Netflix’ Ratched features some of the most stunning production design contending in the 2021 Emmy season. The Ryan series, a prequel exploring the origins of Nurse Ratched from 1975’s One Flew Over the Cuckoo’s Nest, purposefully departs from the visuals of the Oscar-winning film. Eschewing the locale of the original film’s Oregan, Ratched finds the titular nurse (Sarah Paulson) stirring up trouble in the lobotomy-friendly Lucia State Hospital in Northern California.
Production designer Judy Becker initially came to Ryan Murphy and Evan Romansky’s production armed with a significant amount of historic research on mental hospitals of Ratched‘s late 1940s period. Most of the research pointed to depressing and stark conditions. But Murphy wanted none of that. Nor did he want a copy of Cuckoo’s Nest.
True to form, Murphy wanted to go in his own direction.
“He wanted it to be glamorous and different. He wanted the hospital to look like a very upscale luxury hotel. Immediately, that was the direction I knew we were going in, which was really fun,” Becker explained. “I love playing with opposites so that, when you’re doing something that’s really horrific, you put it in a beautiful glamorous setting, which Ryan does fairly often. I thought that was a great approach to the material.”
Becker’s ultimate designs provided Lucia State Hospital’s interior an appropriately glamorous look. The check-in desk resembles that of a 5-star hotel. Chandeliers hang gloriously from the main lobby, which adopts a classic black and white aesthetic. Hospital director Dr. Hanover’s (Jon Jon Briones) office looks as at home in Mad Men as it does here.
Color schemes proved critical for Becker’s work on the series. Aside from the black and white of the hospital’s lobby, the color green permeates much of the series. That signature color stems from Murphy’s love of the Alfred Hitchcock film Vertigo in which green features prominently. It emerges primarily in the seaside motel in which Nurse Ratched lives, but it’s also seen in the hospital itself. Blue is also used in the series in Dr. Hanover’s office, conveying power and authority.
Weirdly, one of my favorite rooms in Lucia State Hospital remains the aqua therapy room. That room features a wavy glass brick wall and carries the signature green color in tile wrapping the remnants of the space. While patients are treated to horrifying scalding hot baths, the space looks amazing, carrying that juxtaposition of the terrible and the glamorous.
“We use real glass brick and designed that curve — I’d done some of that in Versace. So it was a material I’d worked with before with Ryan. We also found this amazing shower head. There aren’t a lot of things in the room, but they’re all pretty distinctive looking and a little frightening looking,” Becker laughed. “So it is a very cool set. I think every single person that walked onto that set was just like, ‘Oh my God, look at this.’ It’s both scary and beautiful. At the same time.”

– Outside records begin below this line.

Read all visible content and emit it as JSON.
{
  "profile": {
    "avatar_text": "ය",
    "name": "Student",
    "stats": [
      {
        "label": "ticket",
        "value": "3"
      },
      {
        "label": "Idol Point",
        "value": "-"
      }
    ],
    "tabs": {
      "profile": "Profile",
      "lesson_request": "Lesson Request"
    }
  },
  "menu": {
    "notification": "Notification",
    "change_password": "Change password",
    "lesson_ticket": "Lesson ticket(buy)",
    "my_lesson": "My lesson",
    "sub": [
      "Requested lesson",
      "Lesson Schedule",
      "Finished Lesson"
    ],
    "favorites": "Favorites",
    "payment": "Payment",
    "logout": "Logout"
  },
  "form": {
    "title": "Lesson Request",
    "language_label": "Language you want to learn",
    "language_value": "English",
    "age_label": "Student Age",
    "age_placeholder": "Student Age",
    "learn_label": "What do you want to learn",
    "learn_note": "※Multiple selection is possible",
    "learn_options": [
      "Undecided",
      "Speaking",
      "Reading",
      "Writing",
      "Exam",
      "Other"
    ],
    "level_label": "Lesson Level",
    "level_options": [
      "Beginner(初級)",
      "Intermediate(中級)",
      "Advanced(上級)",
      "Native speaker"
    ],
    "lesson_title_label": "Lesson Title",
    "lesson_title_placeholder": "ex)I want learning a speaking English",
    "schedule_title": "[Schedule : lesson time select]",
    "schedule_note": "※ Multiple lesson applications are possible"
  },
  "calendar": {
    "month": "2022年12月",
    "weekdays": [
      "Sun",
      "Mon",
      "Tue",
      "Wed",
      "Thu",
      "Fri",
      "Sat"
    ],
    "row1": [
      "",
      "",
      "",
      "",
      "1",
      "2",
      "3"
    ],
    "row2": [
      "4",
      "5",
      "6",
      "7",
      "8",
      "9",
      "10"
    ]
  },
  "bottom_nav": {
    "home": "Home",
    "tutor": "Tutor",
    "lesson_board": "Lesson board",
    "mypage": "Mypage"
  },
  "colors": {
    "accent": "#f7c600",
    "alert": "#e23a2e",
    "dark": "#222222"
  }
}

Objects used for the terrifying medical treatments were designed for the series given their importance in the series. Becker and prop master Dwayne Grady performed extensive research to find appropriate, period-authentic tools, most specifically the lobotomy tools. The stainless tools also become a focus of terrifying beauty. Originally, the series and the clinical lobotomy sequences were, according to Becker, designed to be far more gory than they are in the finished product. That changed thanks to research that proved lobotomies actually weren’t all that graphic in practice.
Outside of Lucia State Hospital, Lenore Osgood’s (Sharon Stone) luxurious mansion proved another memorable location used for the series. Originally, Murphy and Becker wanted something adhering to the Moorish style. However, they weren’t able to find something in Los Angeles close enough to their vision for the project. After fruitless searches, Stone recommended her next door neighbor’s house, originally owned and designed by famous costume, jewelry, and interior design Tony Duquette.

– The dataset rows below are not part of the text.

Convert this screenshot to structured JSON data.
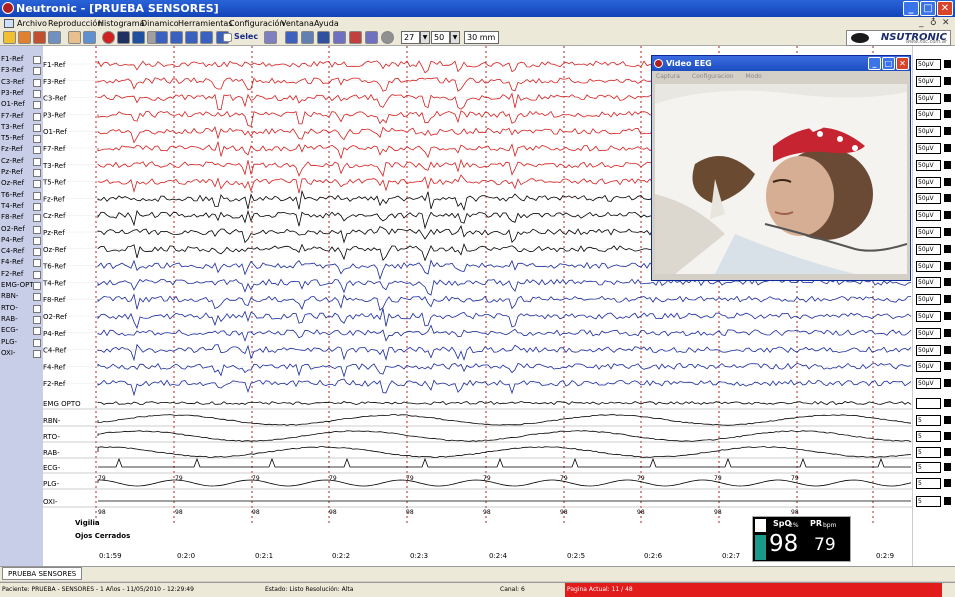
{
  "window": {
    "title": "Neutronic - [PRUEBA SENSORES]"
  },
  "menu": [
    "Archivo",
    "Reproducción",
    "Histograma",
    "Dinamico",
    "Herramientas",
    "Configuración",
    "Ventana",
    "Ayuda"
  ],
  "mdi_controls": [
    "_",
    "♁",
    "✕"
  ],
  "toolbar": {
    "select_label": "Selec",
    "value1": "27",
    "value2": "50",
    "value3": "30 mm"
  },
  "logo": {
    "text": "NSUTRONIC",
    "subtext": "www.nsc.com.ar"
  },
  "channels": [
    "F1-Ref",
    "F3-Ref",
    "C3-Ref",
    "P3-Ref",
    "O1-Ref",
    "F7-Ref",
    "T3-Ref",
    "T5-Ref",
    "Fz-Ref",
    "Cz-Ref",
    "Pz-Ref",
    "Oz-Ref",
    "T6-Ref",
    "T4-Ref",
    "F8-Ref",
    "O2-Ref",
    "P4-Ref",
    "C4-Ref",
    "F4-Ref",
    "F2-Ref",
    "EMG-OPT",
    "RBN-",
    "RTO-",
    "RAB-",
    "ECG-",
    "PLG-",
    "OXI-"
  ],
  "traces": {
    "red": {
      "color": "#d42020",
      "labels": [
        "F1-Ref",
        "F3-Ref",
        "C3-Ref",
        "P3-Ref",
        "O1-Ref",
        "F7-Ref",
        "T3-Ref",
        "T5-Ref"
      ]
    },
    "black": {
      "color": "#000000",
      "labels": [
        "Fz-Ref",
        "Cz-Ref",
        "Pz-Ref",
        "Oz-Ref"
      ]
    },
    "blue": {
      "color": "#1a2a9a",
      "labels": [
        "T6-Ref",
        "T4-Ref",
        "F8-Ref",
        "O2-Ref",
        "P4-Ref",
        "C4-Ref",
        "F4-Ref",
        "F2-Ref"
      ]
    },
    "poly": {
      "color": "#000000",
      "labels": [
        "EMG OPTO",
        "RBN-",
        "RTO-",
        "RAB-",
        "ECG-",
        "PLG-",
        "OXI-"
      ]
    }
  },
  "right_scale": {
    "eeg": "50µV",
    "poly": [
      "",
      "5",
      "5",
      "5",
      "5",
      "5",
      "5"
    ]
  },
  "pulse_values": [
    "79",
    "79",
    "79",
    "79",
    "79",
    "79",
    "79",
    "79",
    "79",
    "79"
  ],
  "oxi_values": [
    "98",
    "98",
    "98",
    "98",
    "98",
    "98",
    "98",
    "98",
    "98",
    "98"
  ],
  "annotations": [
    "Vigilia",
    "Ojos Cerrados"
  ],
  "time_labels": [
    "0:1:59",
    "0:2:0",
    "0:2:1",
    "0:2:2",
    "0:2:3",
    "0:2:4",
    "0:2:5",
    "0:2:6",
    "0:2:7",
    "0:2:8",
    "0:2:9"
  ],
  "video": {
    "title": "Video EEG",
    "menu": [
      "Captura",
      "Configuracion",
      "Modo"
    ]
  },
  "spo2": {
    "spo2_label": "SpO",
    "spo2_sub": "2%",
    "pr_label": "PR",
    "pr_sub": "bpm",
    "spo2_value": "98",
    "pr_value": "79"
  },
  "tabs": [
    "PRUEBA SENSORES"
  ],
  "status": {
    "patient": "Paciente: PRUEBA - SENSORES - 1 Años - 11/05/2010 - 12:29:49",
    "state": "Estado: Listo  Resolución: Alta",
    "channel": "Canal: 6",
    "page": "Pagina Actual: 11 / 48"
  }
}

The location, extremely convenient for Stone, proved irresistible.
“I think it was pretty much love at first sight. I even knew about his houses, but they didn’t seem to fit the scope of what we were looking for. Once we opened that door, and Ryan and I took a look at the house and saw how amazing it was,” Becker explained, “Because really, I can’t take credit for some of what you see in her house. Most of it is Tony Duquette 100 percent.”
That includes the all of the artifacts that filled the home. In fact, Becker and her production team had to remove artifacts to allow the actors space to move and for the camera.
And if you remember what happens in Osgood’s son’s room… Well, that room was recreated on a sound stage. After all, given the gore that happens within the beautiful room, you couldn’t very well ruin a Duquette-decorated space with blood.
Lots and lots of blood.
Ratched currently streams on Netflix.